It looks like the NFL is following through on its promise to advance the causes its players have been fighting for all season during their national anthem protests.
League officials and several players have come to an agreement to join together in a plan to address issues regarding social justice deemed important by predominantly Black communities. The agreement includes the donation of $89 million by the NFL over the course of 7 years to projects which deal with education, criminal justice reform, and relations between law enforcement in communities.
Eagles safety Malcolm Jenkins and retired wide receiver Anquan Boldin, who headed a group of approximately 40 players during negotiations regarding the league’s approach to player protests, guided the group through the highlights of the agreements, which is now the largest monetary contribution to any social cause. Although the agreement does not directly indicate a request to end the player protests, league officials do hope that it will quell the tensions between players and league officials on the issue.
Over the next 7 years, the $89 million will be contributed through both national and local causes.
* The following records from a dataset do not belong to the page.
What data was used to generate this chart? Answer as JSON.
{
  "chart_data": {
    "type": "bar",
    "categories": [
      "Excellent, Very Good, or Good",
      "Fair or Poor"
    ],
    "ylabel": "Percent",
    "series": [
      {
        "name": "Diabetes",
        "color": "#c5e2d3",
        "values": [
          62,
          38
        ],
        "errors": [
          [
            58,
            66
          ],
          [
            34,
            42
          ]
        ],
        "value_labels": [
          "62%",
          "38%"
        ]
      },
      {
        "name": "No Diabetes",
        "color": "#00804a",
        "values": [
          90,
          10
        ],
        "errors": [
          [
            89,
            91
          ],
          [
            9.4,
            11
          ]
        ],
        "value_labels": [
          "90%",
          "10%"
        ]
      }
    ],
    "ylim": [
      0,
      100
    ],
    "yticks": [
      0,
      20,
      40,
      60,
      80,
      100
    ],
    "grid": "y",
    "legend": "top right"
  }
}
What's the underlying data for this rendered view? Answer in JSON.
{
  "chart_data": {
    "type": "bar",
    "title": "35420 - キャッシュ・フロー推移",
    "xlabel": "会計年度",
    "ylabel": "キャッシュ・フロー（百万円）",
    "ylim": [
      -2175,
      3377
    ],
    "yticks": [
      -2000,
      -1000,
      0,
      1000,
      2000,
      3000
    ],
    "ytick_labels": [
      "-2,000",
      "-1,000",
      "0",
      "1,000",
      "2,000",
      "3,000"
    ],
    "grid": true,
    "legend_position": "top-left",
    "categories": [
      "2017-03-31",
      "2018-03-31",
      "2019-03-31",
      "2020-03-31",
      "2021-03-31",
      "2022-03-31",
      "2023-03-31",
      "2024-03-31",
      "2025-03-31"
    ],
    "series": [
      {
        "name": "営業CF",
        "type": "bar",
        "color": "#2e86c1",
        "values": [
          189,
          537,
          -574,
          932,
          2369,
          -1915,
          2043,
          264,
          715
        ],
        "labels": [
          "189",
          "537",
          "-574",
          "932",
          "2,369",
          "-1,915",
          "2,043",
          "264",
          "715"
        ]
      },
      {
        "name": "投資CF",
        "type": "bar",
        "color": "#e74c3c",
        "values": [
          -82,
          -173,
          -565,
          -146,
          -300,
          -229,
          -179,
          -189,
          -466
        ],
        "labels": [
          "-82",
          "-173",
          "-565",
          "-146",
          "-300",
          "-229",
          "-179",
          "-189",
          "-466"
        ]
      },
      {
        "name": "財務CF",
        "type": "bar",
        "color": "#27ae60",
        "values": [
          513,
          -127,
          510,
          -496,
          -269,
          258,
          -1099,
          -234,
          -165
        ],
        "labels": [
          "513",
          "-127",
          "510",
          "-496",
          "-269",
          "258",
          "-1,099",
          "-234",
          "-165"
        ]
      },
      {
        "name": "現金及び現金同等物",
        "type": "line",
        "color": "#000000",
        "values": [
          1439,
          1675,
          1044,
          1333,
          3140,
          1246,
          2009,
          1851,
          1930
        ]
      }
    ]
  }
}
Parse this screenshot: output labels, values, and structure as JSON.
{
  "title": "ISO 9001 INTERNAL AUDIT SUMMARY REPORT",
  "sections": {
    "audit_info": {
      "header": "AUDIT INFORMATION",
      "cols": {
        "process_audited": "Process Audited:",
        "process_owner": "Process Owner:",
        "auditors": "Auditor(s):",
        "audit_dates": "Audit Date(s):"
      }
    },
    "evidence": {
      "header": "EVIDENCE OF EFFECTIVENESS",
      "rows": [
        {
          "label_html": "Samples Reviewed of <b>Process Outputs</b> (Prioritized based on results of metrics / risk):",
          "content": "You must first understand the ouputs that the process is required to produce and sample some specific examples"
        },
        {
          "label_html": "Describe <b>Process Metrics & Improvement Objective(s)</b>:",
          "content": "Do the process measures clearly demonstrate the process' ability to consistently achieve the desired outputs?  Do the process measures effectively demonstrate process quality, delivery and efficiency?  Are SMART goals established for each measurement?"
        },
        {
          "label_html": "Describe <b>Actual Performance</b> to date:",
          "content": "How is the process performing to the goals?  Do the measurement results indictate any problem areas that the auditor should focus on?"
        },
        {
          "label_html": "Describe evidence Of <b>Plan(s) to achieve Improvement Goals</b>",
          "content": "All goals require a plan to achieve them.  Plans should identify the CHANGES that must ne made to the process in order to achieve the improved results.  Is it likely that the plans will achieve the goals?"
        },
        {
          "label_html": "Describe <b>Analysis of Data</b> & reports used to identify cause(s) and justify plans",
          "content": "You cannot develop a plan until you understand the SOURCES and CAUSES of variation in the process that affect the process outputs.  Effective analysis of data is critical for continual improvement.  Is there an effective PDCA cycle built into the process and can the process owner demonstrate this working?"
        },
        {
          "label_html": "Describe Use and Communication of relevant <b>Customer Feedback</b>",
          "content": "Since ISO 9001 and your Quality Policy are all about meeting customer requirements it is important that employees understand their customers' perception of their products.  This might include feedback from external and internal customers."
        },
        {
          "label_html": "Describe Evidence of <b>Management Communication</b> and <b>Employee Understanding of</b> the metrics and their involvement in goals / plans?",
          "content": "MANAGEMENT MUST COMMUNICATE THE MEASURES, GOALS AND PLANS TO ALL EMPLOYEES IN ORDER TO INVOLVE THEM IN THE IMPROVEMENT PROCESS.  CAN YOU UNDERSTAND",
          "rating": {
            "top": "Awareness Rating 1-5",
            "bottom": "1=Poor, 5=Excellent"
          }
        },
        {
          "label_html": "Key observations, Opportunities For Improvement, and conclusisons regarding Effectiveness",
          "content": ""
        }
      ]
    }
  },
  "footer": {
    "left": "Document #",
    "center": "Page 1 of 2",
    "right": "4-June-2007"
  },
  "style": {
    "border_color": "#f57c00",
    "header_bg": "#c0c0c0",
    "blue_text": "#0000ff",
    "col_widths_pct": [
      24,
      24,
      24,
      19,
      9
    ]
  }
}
In terms of the national level, team owners will allocate $5 million, an amount which will increase annually before capping out at $12 million every year from 2021 to 2023. On the local level, both team owners and their organization’s players will evenly split a $500,000 donation, with the ability to increase that amount if they so choose. They will also be participating in other fundraising opportunities through events like jersey auctions and telethons.
The total $73 million to be donated on the national level has been approved, although owners must still vote on the matching-funds aspect of local-level donations. This vote will take place during their March meetings, after the 2017-18 season ends.
Of that $73 million, 50% will go to the Players Coalition, 25% to United Negro College Fund, and 25% to Dream Corps.The Players Coalition recently hired The Hopewell Fund to advise and oversee the group in the aim of working with non-profits and grass-root organizations.
This is a huge step in the right direction for the league which has faced an insane amount of adversity over the past few months, with players, team owners, and league officials at each other’s throats due to the protests. This is sure to somewhat mend relations between all involved quite a bit, and should also help in the pulling back of fans who have grown disillusioned from the NFL this season.